What about food safety? Due to a cancer patient’s weakened immune system, he or she must adhere to safe food handling practices to protect themselves against foodborne illnesses. Below is a quick look at how one should prepare, handle, and store food while combatting cancer.

General Food Safety Precautions

It is imperative that you avoid undercooked or raw shellfish, fish, meat, and eggs. That’s the first step. Next, you should not eat raw sprouts of any kind, e.g. mung bean sprouts, radish, clover, and alfalfa. To reduce one’s risk of foodborne illness, he or she should avoid potlucks, buffets, and salad bars too. Before consuming anything, read the Use By section. Take note of the expiration dates on both packaged and fresh foods.

How to Clean Food

Before and after touching any food, one’s hands must be thoroughly washed with mild, anti-bacterial hand soap for at least 20 seconds. If you have used the restroom, handled garbage, or touched your pets, remember to wash your hands.

When you need to clean work surfaces, cutting boards, and utensils, remember to use clean paper towels, sponges, and towels. Re-wash these items each time you handle a different food. For example, you should clean your cutting board after slicing chicken breast, to prepare it for the vegetables you will chop next.

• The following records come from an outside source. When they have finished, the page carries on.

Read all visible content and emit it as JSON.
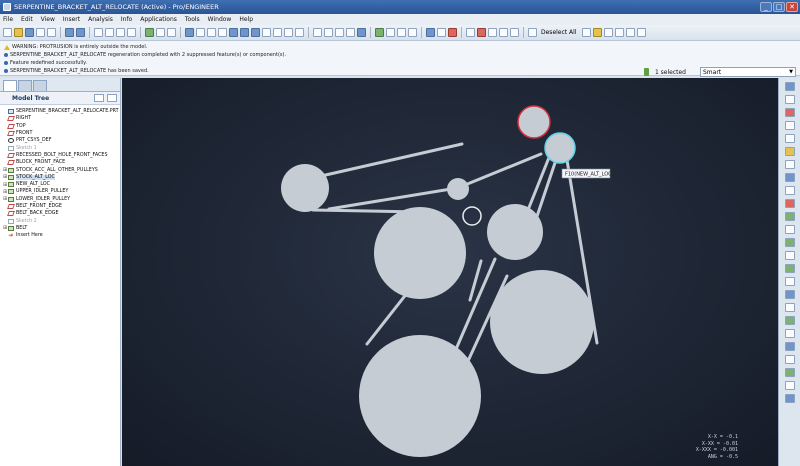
{
  "window": {
    "title": "SERPENTINE_BRACKET_ALT_RELOCATE (Active) - Pro/ENGINEER",
    "minimize": "_",
    "maximize": "□",
    "close": "✕"
  },
  "menu": [
    "File",
    "Edit",
    "View",
    "Insert",
    "Analysis",
    "Info",
    "Applications",
    "Tools",
    "Window",
    "Help"
  ],
  "toolbar": {
    "deselect_label": "Deselect All"
  },
  "messages": [
    {
      "type": "warning",
      "text": "WARNING: PROTRUSION is entirely outside the model."
    },
    {
      "type": "info",
      "text": "SERPENTINE_BRACKET_ALT_RELOCATE regeneration completed with 2 suppressed feature(s) or component(s)."
    },
    {
      "type": "info",
      "text": "Feature redefined successfully."
    },
    {
      "type": "info",
      "text": "SERPENTINE_BRACKET_ALT_RELOCATE has been saved."
    }
  ],
  "selection": {
    "count": "1 selected",
    "filter": "Smart"
  },
  "model_tree": {
    "header": "Model Tree",
    "items": [
      {
        "label": "SERPENTINE_BRACKET_ALT_RELOCATE.PRT",
        "kind": "part",
        "expand": ""
      },
      {
        "label": "RIGHT",
        "kind": "datum",
        "expand": ""
      },
      {
        "label": "TOP",
        "kind": "datum",
        "expand": ""
      },
      {
        "label": "FRONT",
        "kind": "datum",
        "expand": ""
      },
      {
        "label": "PRT_CSYS_DEF",
        "kind": "csys",
        "expand": ""
      },
      {
        "label": "Sketch 1",
        "kind": "sketch",
        "expand": "",
        "grey": true
      },
      {
        "label": "RECESSED_BOLT_HOLE_FRONT_FACES",
        "kind": "datum",
        "expand": ""
      },
      {
        "label": "BLOCK_FRONT_FACE",
        "kind": "datum",
        "expand": ""
      },
      {
        "label": "STOCK_ACC_ALL_OTHER_PULLEYS",
        "kind": "feat",
        "expand": "⊞"
      },
      {
        "label": "STOCK_ALT_LOC",
        "kind": "feat",
        "expand": "⊞",
        "selected": true
      },
      {
        "label": "NEW_ALT_LOC",
        "kind": "feat",
        "expand": "⊞"
      },
      {
        "label": "UPPER_IDLER_PULLEY",
        "kind": "feat",
        "expand": "⊞"
      },
      {
        "label": "LOWER_IDLER_PULLEY",
        "kind": "feat",
        "expand": "⊞"
      },
      {
        "label": "BELT_FRONT_EDGE",
        "kind": "datum",
        "expand": ""
      },
      {
        "label": "BELT_BACK_EDGE",
        "kind": "datum",
        "expand": ""
      },
      {
        "label": "Sketch 2",
        "kind": "sketch",
        "expand": "",
        "grey": true
      },
      {
        "label": "BELT",
        "kind": "feat",
        "expand": "⊞"
      },
      {
        "label": "Insert Here",
        "kind": "insert",
        "expand": ""
      }
    ]
  },
  "graphics": {
    "tooltip": "F10(NEW_ALT_LOC)",
    "colors": {
      "pulley": "#c5ccd4",
      "belt": "#c5ccd4",
      "highlight_red": "#d0313e",
      "highlight_cyan": "#5fd4e6",
      "outline_idler": "#e8ecf0"
    },
    "readout": [
      "X-X = -0.1",
      "X-XX = -0.01",
      "X-XXX = -0.001",
      "ANG = -0.5"
    ]
  }
}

Fresh fruits and vegetables tend to contain excess dirt. You must rinse them thoroughly under water while brushing and scrubbing them. This applies to thick-skinned fruits such as oranges, melons, etc. You do not want to risk allowing bacteria to enter the fruit while cutting it.

How to Separate Food

Raw fish, poultry, and meat contain juices that can come in contact with other foods when prepared next to each other. Hence, it is a good idea to use separate cutting boards for meat preparation. Always use clean plates to serve cooked food. One should never reuse the same dish that were used to hold raw meat. Only do so after you have washed the plates with warm water and soap.

How to Store Food

Before storing fish and meat in the refrigerator, ensure that they are placed in clean plastic bags. Next, check that your refrigerator’s temperature setting is below 40 degrees Fahrenheit. It is dangerous to store food between 40 degrees Fahrenheit and 140 degrees Fahrenheit, which are ideal conditions for bacteria to grow. It is also important to freeze or refrigerate food immediately after purchase. To avoid increasing the refrigerator temperature, one can use shallow dishes to cool food before refrigerating.

How to Cook Food

One should not rely on the color of the meat to gauge “doneness.” Ground meats, whole meats, and mixed dishes (e.g. casseroles) must reach a safe internal temperature. You can accurately check internal cooking temperatures by using a food thermometer. If you are cooking eggs, ensure that the egg white and yolk are firm. Avoid recipes that use uncooked eggs, e.g. hollandaise sauce, cake batter, cream desserts, etc.